Heinrich Abeken (19 August 1809 – 8 August 1872) was a German theologian and Prussian Privy Legation Councillor in the Ministry of Foreign Affairs in Berlin.

==Early life==
Abeken was born and raised in the city of Osnabrück as a son of a merchant, he was incited to a higher education by the example of his uncle Bernhard Rudolf Abeken. After finishing the college in Osnabrück, he moved in 1827 to visit the University of Berlin to study theology. He combined philosophical and philological studies and was interested in art and modern literature.

==Career==
In 1831, Abeken acquired a licenciate of theology. At the end of the year he visited Rome, and was welcomed in the house of Christian Karl Josias, Freiherr von Bunsen. Abeken participated in Bunsen's works, namely an evangelical prayer and hymn-book. In 1834 he became chaplain to the Prussian embassy in Rome. He married his first wife, who died soon thereafter. Bunsen left Rome in 1838 and Abeken followed soon thereafter to Germany. In 1841, he was sent to England to help in founding a German-English missionary bishopric in Jerusalem. In the same year, he was sent by Frederick William IV of Prussia to Egypt and Ethiopia, where he joined an expedition led by professor Karl Richard Lepsius. In 1845 and 1846 he returned via Jerusalem and Rome to Germany. He became Legation Councillor in Berlin, later Council Referee at the Ministry of Foreign Affairs.
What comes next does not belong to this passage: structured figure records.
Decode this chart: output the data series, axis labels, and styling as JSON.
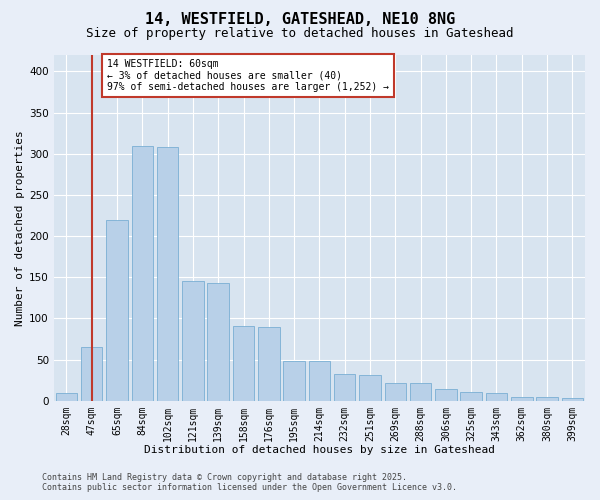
{
  "title1": "14, WESTFIELD, GATESHEAD, NE10 8NG",
  "title2": "Size of property relative to detached houses in Gateshead",
  "xlabel": "Distribution of detached houses by size in Gateshead",
  "ylabel": "Number of detached properties",
  "categories": [
    "28sqm",
    "47sqm",
    "65sqm",
    "84sqm",
    "102sqm",
    "121sqm",
    "139sqm",
    "158sqm",
    "176sqm",
    "195sqm",
    "214sqm",
    "232sqm",
    "251sqm",
    "269sqm",
    "288sqm",
    "306sqm",
    "325sqm",
    "343sqm",
    "362sqm",
    "380sqm",
    "399sqm"
  ],
  "values": [
    9,
    65,
    220,
    310,
    308,
    145,
    143,
    91,
    90,
    48,
    48,
    32,
    31,
    22,
    21,
    14,
    10,
    9,
    5,
    5,
    3
  ],
  "bar_color": "#b8d0e8",
  "bar_edgecolor": "#7aafd4",
  "vline_color": "#c0392b",
  "vline_x": 1.5,
  "annotation_title": "14 WESTFIELD: 60sqm",
  "annotation_line1": "← 3% of detached houses are smaller (40)",
  "annotation_line2": "97% of semi-detached houses are larger (1,252) →",
  "annotation_box_edgecolor": "#c0392b",
  "bg_color": "#e8eef8",
  "plot_bg_color": "#d8e4f0",
  "grid_color": "#ffffff",
  "footer1": "Contains HM Land Registry data © Crown copyright and database right 2025.",
  "footer2": "Contains public sector information licensed under the Open Government Licence v3.0.",
  "ylim": [
    0,
    420
  ],
  "yticks": [
    0,
    50,
    100,
    150,
    200,
    250,
    300,
    350,
    400
  ],
  "title1_fontsize": 11,
  "title2_fontsize": 9,
  "xlabel_fontsize": 8,
  "ylabel_fontsize": 8,
  "tick_fontsize": 7,
  "footer_fontsize": 6
}
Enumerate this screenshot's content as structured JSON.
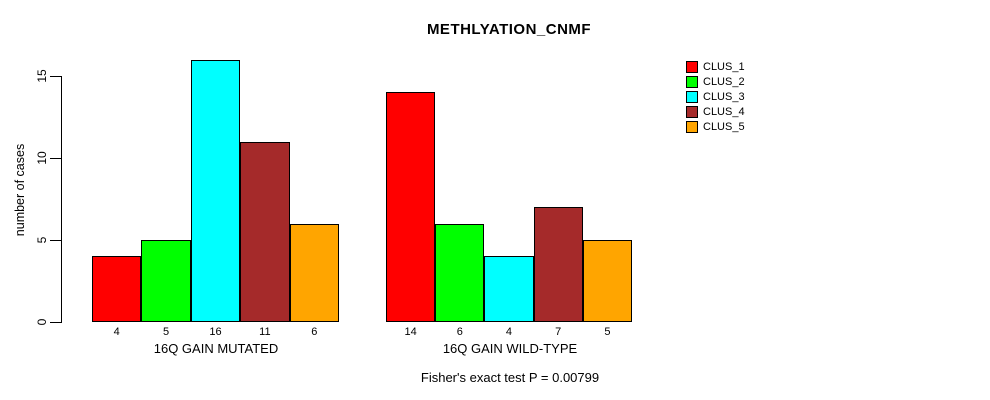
{
  "title": "METHLYATION_CNMF",
  "footer": "Fisher's exact test P = 0.00799",
  "y_axis": {
    "label": "number of cases",
    "ticks": [
      0,
      5,
      10,
      15
    ]
  },
  "legend": {
    "position": "top-right"
  },
  "chart_data": {
    "type": "bar",
    "title": "METHLYATION_CNMF",
    "xlabel": "",
    "ylabel": "number of cases",
    "ylim": [
      0,
      16.5
    ],
    "yticks": [
      0,
      5,
      10,
      15
    ],
    "grid": false,
    "legend_position": "top-right",
    "categories": [
      "16Q GAIN MUTATED",
      "16Q GAIN WILD-TYPE"
    ],
    "series": [
      {
        "name": "CLUS_1",
        "color": "#FF0000",
        "values": [
          4,
          14
        ]
      },
      {
        "name": "CLUS_2",
        "color": "#00FF00",
        "values": [
          5,
          6
        ]
      },
      {
        "name": "CLUS_3",
        "color": "#00FFFF",
        "values": [
          16,
          4
        ]
      },
      {
        "name": "CLUS_4",
        "color": "#A52A2A",
        "values": [
          11,
          7
        ]
      },
      {
        "name": "CLUS_5",
        "color": "#FFA500",
        "values": [
          6,
          5
        ]
      }
    ],
    "bar_value_labels": true,
    "annotation": "Fisher's exact test P = 0.00799"
  }
}
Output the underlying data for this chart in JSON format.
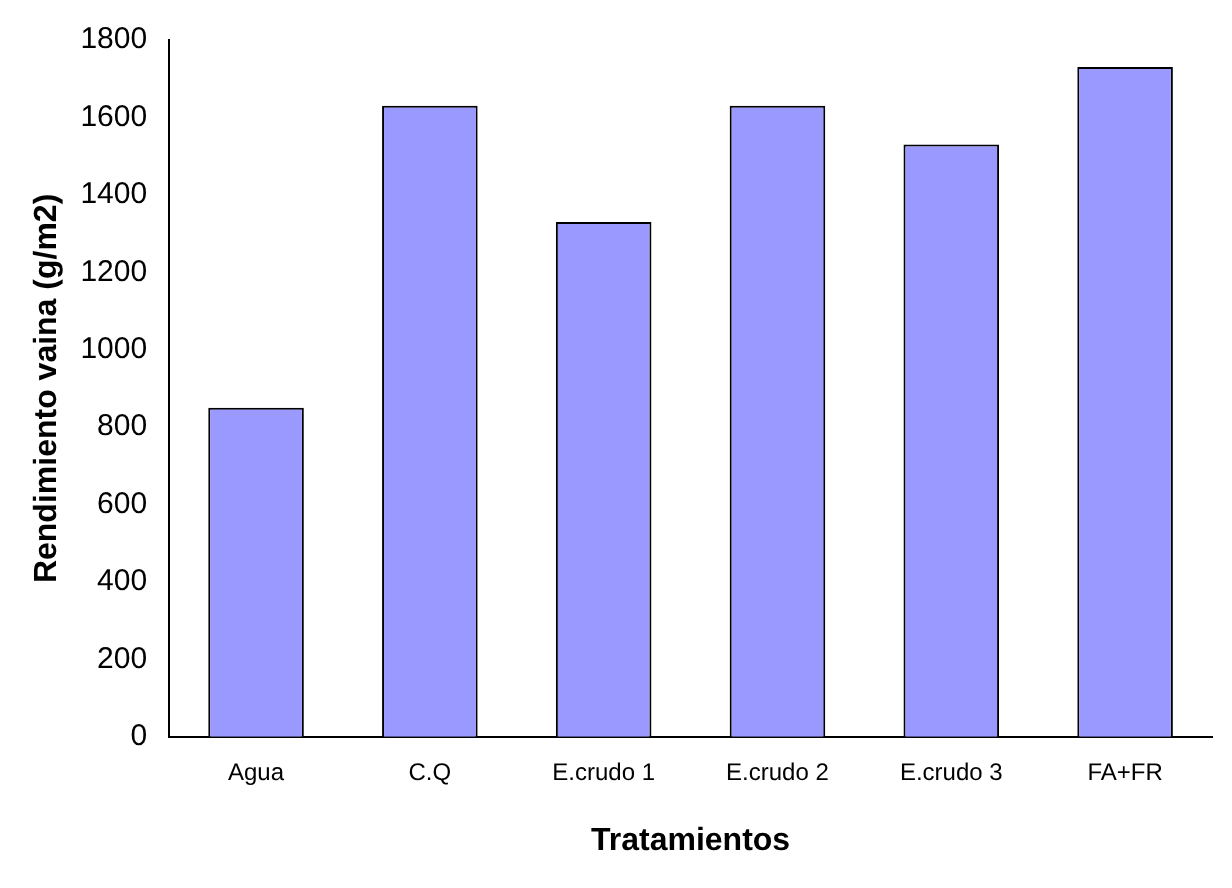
{
  "chart_data": {
    "type": "bar",
    "xlabel": "Tratamientos",
    "ylabel": "Rendimiento vaina (g/m2)",
    "categories": [
      "Agua",
      "C.Q",
      "E.crudo 1",
      "E.crudo 2",
      "E.crudo 3",
      "FA+FR"
    ],
    "values": [
      850,
      1630,
      1330,
      1630,
      1530,
      1730
    ],
    "color": "#9999ff",
    "ylim": [
      0,
      1800
    ],
    "yticks": [
      0,
      200,
      400,
      600,
      800,
      1000,
      1200,
      1400,
      1600,
      1800
    ],
    "grid": false,
    "legend": false
  }
}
In 1848 he received an appointment in the Prussian ministry for foreign affairs, and in 1853, he was promoted to be privy councillor of legation (Geheimer Legationsrath). Abeken remained in charge for more than twenty years of Prussian politics, assisting Otto Theodor Freiherr von Manteuffel and Chancellor Otto von Bismarck. The latter was so much pleased with Abeken's work that officials started to call Abeken "the quill [i.e., the scribe] of Bismarck." Abeken married again in 1866; his second wife was Hedwig von Olfers, daughter of the general director of the royal museums, Privy Councilor von Olfers.

He was much employed by Bismarck in the writing of official despatches, and stood high in the favour of King William, whom he often accompanied on his journeys as representative of the foreign office. He was present with the king during the campaigns of 1866 and 1870–71. In 1851, he published anonymously Babylon und Jerusalem, a scathing criticism of the views of Ida, Countess von Hahn-Hahn.

During the war against Austria in 1866 as well as in the wars against France in 1870 and 1871, Abeken stayed in the Prussian headquarters. A major part of the dispatches of the time have been written by him, especially the Ems Dispatch of 13 July 1870. Unfortunately his health was damaged by the endeavours of these travels, and he died after an illness of several months. Emperor Wilhelm I described Abeken in a condolence letter to his widow: "One of my most reliable advisors, standing on my side in the most decisive moments; His loss is irreplaceable to me; In him his fatherland has lost one of the most noble and most loyal men and officials".

Despite his engagement in politics, Abeken never lost his interest in theology and continued to publish and speak in this sector during all of his life. He was interested in art and archeology, and was sponsor of the Archeological Institute of Rome and member of the Archeological Society of Rome. He founded a Circle of Friends of the Greek Literature in Berlin and was member of the prize commission for the royal Schiller-Prize. (Note: See Heinrich Abeken, ein schlichtes Leben in bewegter Zeit (Berlin, 1898), by his widow, Hedwig. This is valuable by reason of the letters written from the Prussian headquarters. An English translation by Mrs. Charles Edward Barrett-Lennard and M. W. Hoper was published in 1911 under the title Bismarck's Pen: The Life of Heinrich Abeken.)

==Publications==
- A letter to the Reverend E. B. Pusey in reference to certain charges against the German Church, (1842)
- Babylon und Jerusalem (1851), letter to Countess Ida Hahn-Hahn
- Der Gottesdienst der alten Kirche (1853)
- Das religiöse Leben des Islam (1854)
- biography of Bunsen in the Jahrbuch zum Conversationslexikon (Leipzig, Brockhaus), Unsere Zeit (1861)
- Wolfgang Frischbier, Heinrich Abeken 1809–1872. Eine Biographie Paderborn: Ferdinand Schöningh, 2008 (Otto-von-Bismarck-Stiftung. Wissenschaftliche Reihe, 9).